14 Comments For This Post

  1. FSX Says:

    I think #11 was actually built; I have one if I remember correctly.

  2. Anon Says:

    The slideshow layout is complete crap. Everything in all 11 “pages” (which exist only to increase advertising serving ratios) could have just as well been one single long page. And had it been one single long page it would have been more useful and I would have bothered to have read through the entire site. As it is, I’m leaving after page 1.

  3. Makea Says:

    I have # 11 in my hand right now. atached to my lifedrive. it was a real product

  4. LarrySDonald Says:

    The joypad would make more sense if you could just plain push the whole stylus into a depression and use it as a joystick rather then unscrewing it.

  5. eep Says:

    #5: “a Webcam-equipped, multimedia-enabled PDA that permitted for videoconferencing and WebEx-like online meetings. Neat–and probably a tad ahead of its time given that the patent dates to 2002, before the dawn of 3G broadband and modern smartphones. Even in 2010, I’m not sure if we have anything quite this ambitious.”

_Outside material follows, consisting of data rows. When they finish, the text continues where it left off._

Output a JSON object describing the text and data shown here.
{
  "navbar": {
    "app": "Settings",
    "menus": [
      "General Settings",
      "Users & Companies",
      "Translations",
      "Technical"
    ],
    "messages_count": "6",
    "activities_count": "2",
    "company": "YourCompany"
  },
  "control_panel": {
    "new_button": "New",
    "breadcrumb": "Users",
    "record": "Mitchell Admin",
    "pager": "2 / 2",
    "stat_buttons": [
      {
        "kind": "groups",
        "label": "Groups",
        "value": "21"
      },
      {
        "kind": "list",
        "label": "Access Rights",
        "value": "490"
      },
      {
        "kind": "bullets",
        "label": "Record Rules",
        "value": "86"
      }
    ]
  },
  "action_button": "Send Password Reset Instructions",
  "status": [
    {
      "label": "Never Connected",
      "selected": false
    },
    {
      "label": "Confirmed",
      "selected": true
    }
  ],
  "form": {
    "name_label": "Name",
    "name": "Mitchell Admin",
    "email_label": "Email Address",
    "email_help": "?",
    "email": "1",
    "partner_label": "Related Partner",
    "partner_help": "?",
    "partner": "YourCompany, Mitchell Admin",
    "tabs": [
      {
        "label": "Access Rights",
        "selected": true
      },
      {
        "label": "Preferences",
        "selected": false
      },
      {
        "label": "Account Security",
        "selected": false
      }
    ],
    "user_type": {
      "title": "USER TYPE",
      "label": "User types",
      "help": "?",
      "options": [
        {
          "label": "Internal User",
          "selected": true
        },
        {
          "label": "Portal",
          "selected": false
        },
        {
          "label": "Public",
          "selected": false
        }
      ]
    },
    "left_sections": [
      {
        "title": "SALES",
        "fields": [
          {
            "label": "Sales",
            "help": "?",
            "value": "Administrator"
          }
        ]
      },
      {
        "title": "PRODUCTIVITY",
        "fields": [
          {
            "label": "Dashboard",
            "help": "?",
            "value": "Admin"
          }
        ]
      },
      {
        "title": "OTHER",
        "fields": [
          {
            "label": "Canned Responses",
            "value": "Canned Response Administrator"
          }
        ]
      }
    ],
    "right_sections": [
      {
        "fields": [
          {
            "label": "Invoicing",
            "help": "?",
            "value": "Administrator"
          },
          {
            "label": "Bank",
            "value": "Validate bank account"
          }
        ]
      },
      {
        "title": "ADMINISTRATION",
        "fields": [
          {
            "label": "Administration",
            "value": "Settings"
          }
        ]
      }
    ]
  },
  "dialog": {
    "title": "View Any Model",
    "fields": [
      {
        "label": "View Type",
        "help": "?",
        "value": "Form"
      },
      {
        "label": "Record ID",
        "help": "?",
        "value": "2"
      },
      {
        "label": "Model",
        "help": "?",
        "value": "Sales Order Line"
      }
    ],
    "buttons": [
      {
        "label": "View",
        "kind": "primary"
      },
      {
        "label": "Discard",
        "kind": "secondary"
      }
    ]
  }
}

    How about the huge pile of smartphones that have a camera on the same face as the screen, for video conferencing? My Nokia has one. So did my last Nokia. I can (for example) pull up a PowerPoint presentation and watch it during the video conference, or have the web browser open and connect to a web-based conferencing system. Plenty of phones can do this. It’s actually a pretty good idea.

  6. Mike Says:

    I like split keyboards; they work well, either in fold-out form factors, or on tablets. One major problem with the iPad is that its on-screen keyboard is too large to thumb-type on. Splitting it into a left and right half on-screen keyboard would fix that.

  7. Denis Bergeron Says:

    #6, is from Isaac Asimov’s “End of eternity” novel.

  8. Ryan Says:

    I also had #11, worked quite well. I used it for taking notes in class–far more portable than any laptop of the day.

  9. Harry McCracken Says:

    I had and liked a Palm folding keyboard myself–they sold one based on the Stowaway, and then later their own design–but did they ever have one with a numeric keypad like that?

  10. Cosgrach Says:

    #9 is a wigi board.

  11. andy Says:

    #9 = digital Ouija board

  12. Greg Flores Says:

    I used to carry a Palm III C, and a Motorola Star-Tac phone, felt kind of like a member of the crew of the Enterprise. When palm first put the Palm OS on a clam shell style phone, (I don’t remember the name though) I wanted that phone so bad, but the phone never really took off.

    Then, they came out with the Treo. WOW! (I still have my 600, 700, & 755)
    I also have the IR version of the folding keyboard, and you’re right. Great for taking notes in class and sending text messages during lectures (never got caught), just had to turn off the speaker and the vibrate.

  13. Bailey Singh Says:

    Video Conferencing is really a very convenient and very fast way in keeping in touch with your business partners..:.

  14. dave Says:

    No 9 application unclear? Far as I recall, it's for communicating with the dead.